Then a large body of men appeared before them, carrying lanterns. And they heard a monstrous, husky, devil’s voice crying: “Out, friends, out upon them! Loot for the Irontooth!”
But here suddenly all these good women let fly their arrows with great precision, for though they themselves remained in darkness they could see the brigands, all lit up by their lanterns, as clearly as in daylight. Two hundred of the men fell at the first volley, some with arrows in their skulls, others in their necks, and several with them in their bellies.
The Irontooth himself was among the first that the good women heard fall with a great thud, from an arrow let fly by Wantje, which pierced him through the eyeball neatly.
Some were not wounded at all, but, having troubled conscience, thought when they saw all these white figures that ’twas the souls of those whom they had made pass from life into death, come back by God’s grace to avenge themselves upon them.

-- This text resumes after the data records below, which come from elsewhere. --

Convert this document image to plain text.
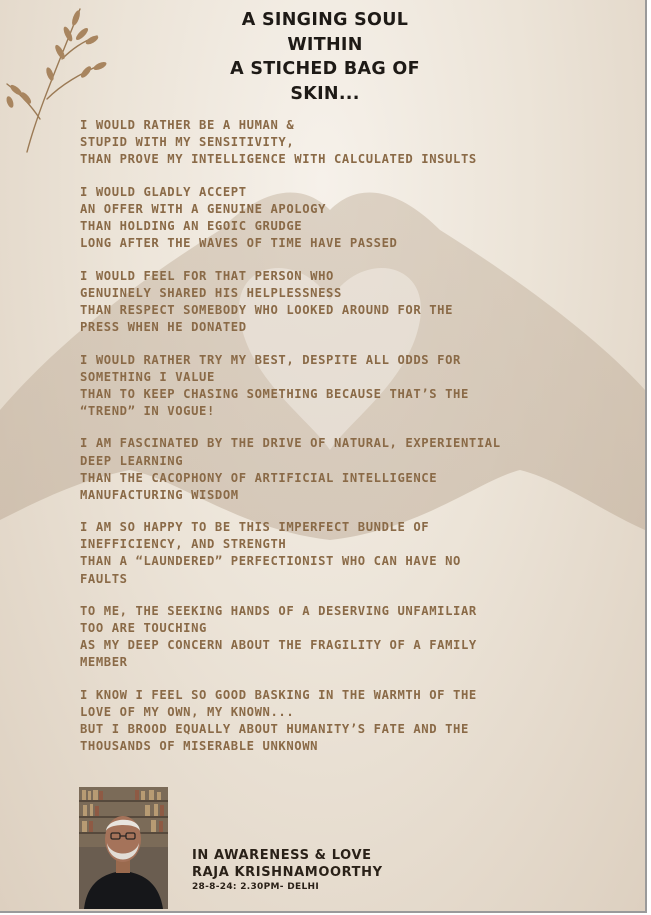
A SINGING SOUL
WITHIN
A STICHED BAG OF
SKIN...
I WOULD RATHER BE A HUMAN &
STUPID WITH MY SENSITIVITY,
THAN PROVE MY INTELLIGENCE WITH CALCULATED INSULTS
I WOULD GLADLY ACCEPT
AN OFFER WITH A GENUINE APOLOGY
THAN HOLDING AN EGOIC GRUDGE
LONG AFTER THE WAVES OF TIME HAVE PASSED
I WOULD FEEL FOR THAT PERSON WHO
GENUINELY SHARED HIS HELPLESSNESS
THAN RESPECT SOMEBODY WHO LOOKED AROUND FOR THE
PRESS WHEN HE DONATED
I WOULD RATHER TRY MY BEST, DESPITE ALL ODDS FOR
SOMETHING I VALUE
THAN TO KEEP CHASING SOMETHING BECAUSE THAT’S THE
“TREND” IN VOGUE!
I AM FASCINATED BY THE DRIVE OF NATURAL, EXPERIENTIAL
DEEP LEARNING
THAN THE CACOPHONY OF ARTIFICIAL INTELLIGENCE
MANUFACTURING WISDOM
I AM SO HAPPY TO BE THIS IMPERFECT BUNDLE OF
INEFFICIENCY, AND STRENGTH
THAN A “LAUNDERED” PERFECTIONIST WHO CAN HAVE NO
FAULTS
TO ME, THE SEEKING HANDS OF A DESERVING UNFAMILIAR
TOO ARE TOUCHING
AS MY DEEP CONCERN ABOUT THE FRAGILITY OF A FAMILY
MEMBER
I KNOW I FEEL SO GOOD BASKING IN THE WARMTH OF THE
LOVE OF MY OWN, MY KNOWN...
BUT I BROOD EQUALLY ABOUT HUMANITY’S FATE AND THE
THOUSANDS OF MISERABLE UNKNOWN
IN AWARENESS & LOVE
RAJA KRISHNAMOORTHY
28-8-24: 2.30PM- DELHI
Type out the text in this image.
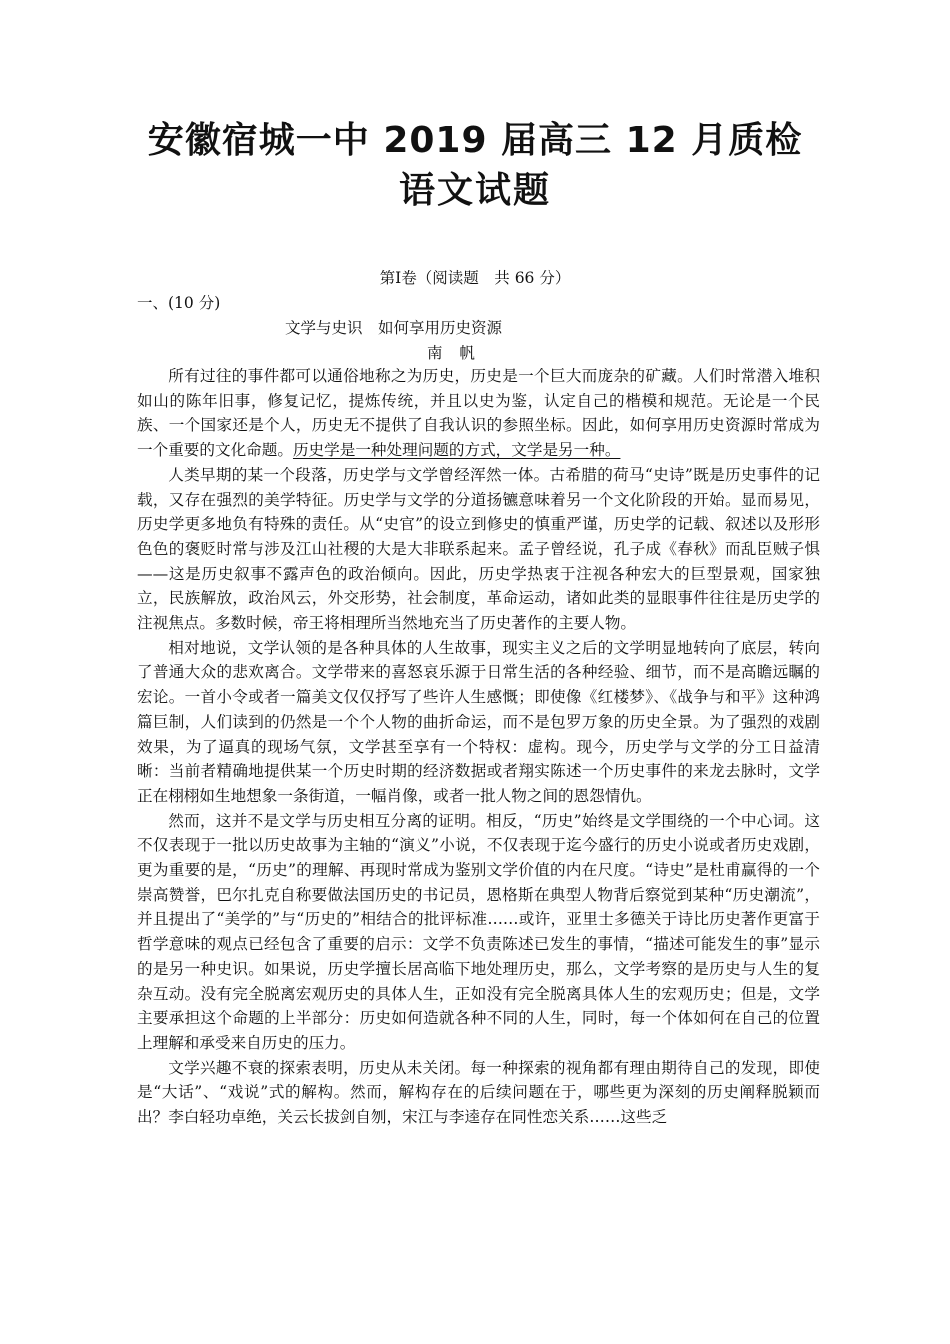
安徽宿城一中 2019 届高三 12 月质检
语文试题
第Ⅰ卷（阅读题　共 66 分）
一、(10 分)
文学与史识　如何享用历史资源
南 帆

所有过往的事件都可以通俗地称之为历史，历史是一个巨大而庞杂的矿藏。人们时常潜入堆积如山的陈年旧事，修复记忆，提炼传统，并且以史为鉴，认定自己的楷模和规范。无论是一个民族、一个国家还是个人，历史无不提供了自我认识的参照坐标。因此，如何享用历史资源时常成为一个重要的文化命题。历史学是一种处理问题的方式，文学是另一种。

人类早期的某一个段落，历史学与文学曾经浑然一体。古希腊的荷马“史诗”既是历史事件的记载，又存在强烈的美学特征。历史学与文学的分道扬镳意味着另一个文化阶段的开始。显而易见，历史学更多地负有特殊的责任。从“史官”的设立到修史的慎重严谨，历史学的记载、叙述以及形形色色的褒贬时常与涉及江山社稷的大是大非联系起来。孟子曾经说，孔子成《春秋》而乱臣贼子惧——这是历史叙事不露声色的政治倾向。因此，历史学热衷于注视各种宏大的巨型景观，国家独立，民族解放，政治风云，外交形势，社会制度，革命运动，诸如此类的显眼事件往往是历史学的注视焦点。多数时候，帝王将相理所当然地充当了历史著作的主要人物。

相对地说，文学认领的是各种具体的人生故事，现实主义之后的文学明显地转向了底层，转向了普通大众的悲欢离合。文学带来的喜怒哀乐源于日常生活的各种经验、细节，而不是高瞻远瞩的宏论。一首小令或者一篇美文仅仅抒写了些许人生感慨；即使像《红楼梦》、《战争与和平》这种鸿篇巨制，人们读到的仍然是一个个人物的曲折命运，而不是包罗万象的历史全景。为了强烈的戏剧效果，为了逼真的现场气氛，文学甚至享有一个特权：虚构。现今，历史学与文学的分工日益清晰：当前者精确地提供某一个历史时期的经济数据或者翔实陈述一个历史事件的来龙去脉时，文学正在栩栩如生地想象一条街道，一幅肖像，或者一批人物之间的恩怨情仇。

然而，这并不是文学与历史相互分离的证明。相反，“历史”始终是文学围绕的一个中心词。这不仅表现于一批以历史故事为主轴的“演义”小说，不仅表现于迄今盛行的历史小说或者历史戏剧，更为重要的是，“历史”的理解、再现时常成为鉴别文学价值的内在尺度。“诗史”是杜甫赢得的一个崇高赞誉，巴尔扎克自称要做法国历史的书记员，恩格斯在典型人物背后察觉到某种“历史潮流”，并且提出了“美学的”与“历史的”相结合的批评标准……或许，亚里士多德关于诗比历史著作更富于哲学意味的观点已经包含了重要的启示：文学不负责陈述已发生的事情，“描述可能发生的事”显示的是另一种史识。如果说，历史学擅长居高临下地处理历史，那么，文学考察的是历史与人生的复杂互动。没有完全脱离宏观历史的具体人生，正如没有完全脱离具体人生的宏观历史；但是，文学主要承担这个命题的上半部分：历史如何造就各种不同的人生，同时，每一个体如何在自己的位置上理解和承受来自历史的压力。

文学兴趣不衰的探索表明，历史从未关闭。每一种探索的视角都有理由期待自己的发现，即使是“大话”、“戏说”式的解构。然而，解构存在的后续问题在于，哪些更为深刻的历史阐释脱颖而出？李白轻功卓绝，关云长拔剑自刎，宋江与李逵存在同性恋关系……这些乏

So they fell on their faces in the dust, as if dead from fear, crying out in a most piteous manner: “Mercy, Lord God! send back to hell all these ghosts, we pray you.”
But when they saw the good wives bearing down on them fear put strength into their legs, and they made off as fast as they would carry them.
XII. Wherein Pieter Gans is nearer the stake than the wine-barrel.
When the enemy had been so far discomfited the women came back into the square and stood before the prefecture, not feeling any glory, but rather sadness at having had to shed Christian blood in this manner. Ah, they returned thanks with a full heart to Our Lady the Virgin and Our Lord Jesus, who had given them the victory.
Nor did they forget in their thanksgiving the good angel who had come to their assistance in the form of a bright star. And they sang fair hymns and litanies very sweetly.
Meanwhile all the cocks in the countryside awoke one by one and heralded with their clarions the new day about to dawn.